The BLOG: Voices

Crucial type of diversity lacking in America’s universities

Joseph M. Cunningham, Jr.

Joseph M. Cunningham, Jr.

Yes, there is racial and ethnic diversity in U.S. colleges and universities. There is also social and economic diversity among students and faculty. There is gender diversity and even transgender diversity.

But there is a near total absence of intellectual diversity. After all, isn’t intellectual diversity — the competition of ideas — what the Academy is meant to be all about? If you mention that you are pro-life and that abortion is wrong, you will be run off campus before you finish the sentence. Or try to affirm traditional marriage, you will be shamed with cries of “bigot” and “homophobe” if not physically assaulted. Question “climate change” and you are a “denier” who deserves to be brought into court, as ExxonMobil is finding out.

Alan Dershowitz, a professor at Harvard Law School, recently wrote the following about diversity on campus:

“The last thing that these students want is real diversity, diversity of ideas. They may want superficial diversity, diversity of gender, diversity of color, but they do not want diversity of ideas … (The students) want complete control of their personal lives, over their sex lives, over the use of drugs, but they want mommy and daddy dean and president to please give them a safe place to protect them from ideas that may be insensitive, maybe will make them think… If you are going to be a college administrator or a professor, if you have tenure, you have to speak back to the students, you have to call these things what they are: double standards, hypocrisy, bigotry, McCarthyism, and the fog of fascism is descending quickly over many American universities.”

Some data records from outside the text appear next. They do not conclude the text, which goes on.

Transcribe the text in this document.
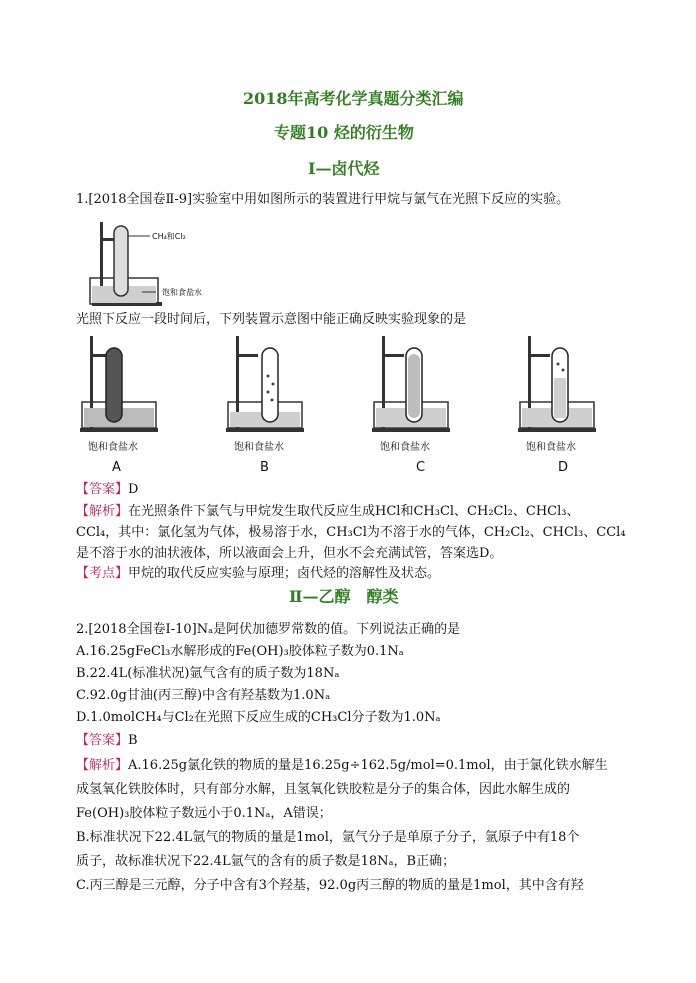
2018年高考化学真题分类汇编
专题10 烃的衍生物
Ⅰ—卤代烃
1.[2018全国卷Ⅱ-9]实验室中用如图所示的装置进行甲烷与氯气在光照下反应的实验。
CH₄和Cl₂
饱和食盐水
光照下反应一段时间后，下列装置示意图中能正确反映实验现象的是
饱和食盐水
A
饱和食盐水
B
饱和食盐水
C
饱和食盐水
D
【答案】D
【解析】在光照条件下氯气与甲烷发生取代反应生成HCl和CH₃Cl、CH₂Cl₂、CHCl₃、
CCl₄，其中：氯化氢为气体，极易溶于水，CH₃Cl为不溶于水的气体，CH₂Cl₂、CHCl₃、CCl₄
是不溶于水的油状液体，所以液面会上升，但水不会充满试管，答案选D。
【考点】甲烷的取代反应实验与原理；卤代烃的溶解性及状态。
Ⅱ—乙醇　醇类
2.[2018全国卷Ⅰ-10]Nₐ是阿伏加德罗常数的值。下列说法正确的是
A.16.25gFeCl₃水解形成的Fe(OH)₃胶体粒子数为0.1Nₐ
B.22.4L(标准状况)氩气含有的质子数为18Nₐ
C.92.0g甘油(丙三醇)中含有羟基数为1.0Nₐ
D.1.0molCH₄与Cl₂在光照下反应生成的CH₃Cl分子数为1.0Nₐ
【答案】B
【解析】A.16.25g氯化铁的物质的量是16.25g÷162.5g/mol=0.1mol，由于氯化铁水解生
成氢氧化铁胶体时，只有部分水解，且氢氧化铁胶粒是分子的集合体，因此水解生成的
Fe(OH)₃胶体粒子数远小于0.1Nₐ，A错误；
B.标准状况下22.4L氩气的物质的量是1mol，氩气分子是单原子分子，氩原子中有18个
质子，故标准状况下22.4L氩气的含有的质子数是18Nₐ，B正确；
C.丙三醇是三元醇，分子中含有3个羟基，92.0g丙三醇的物质的量是1mol，其中含有羟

The recent events at the University of Missouri remind us vividly of the social revolution in the 1960s and 1970s when university president after university president handed the leadership of the school over to the students. One would think that the players on the football team would be grateful for the free education that they have been offered rather than angry at the university for racial injustice. With the U.S. having a black President and a black candidate leading the polls in the Republican presidential primaries, the charge of institutionalized racism in the U.S. misses the mark by a mile. You can read 20 newspapers on the events at Mizzou and not discover one documented act of racism (other than a swastika reportedly painted on a dorm bathroom wall with feces, which presumably affects Jews rather than blacks). One of the charges against the administration was their “silence” after a black criminal, Michael Brown, was killed by the police officer he had assaulted in Ferguson. Yet the President and Chancellor were forced to resign.

Now the virus is coming to Massachusetts. Over the last several days, students at Amherst College have organized a protest against the administration, listing 11 demands. I won’t bore you with the demands, but will close by reciting what the students want President Martin to apologize for: the “institutional legacy of white supremacy, colonialism, anti-black racism, anti-Latinx racism, anti-Native American racism, anti-Native indigenous racism, anti-Asian racism, anti-Middle East racism, heterosexism, cis-sexism, xenophobia, anti-Semitism, ableism, mental health stigma, and classism.” What more can one say about diversity in the Academy!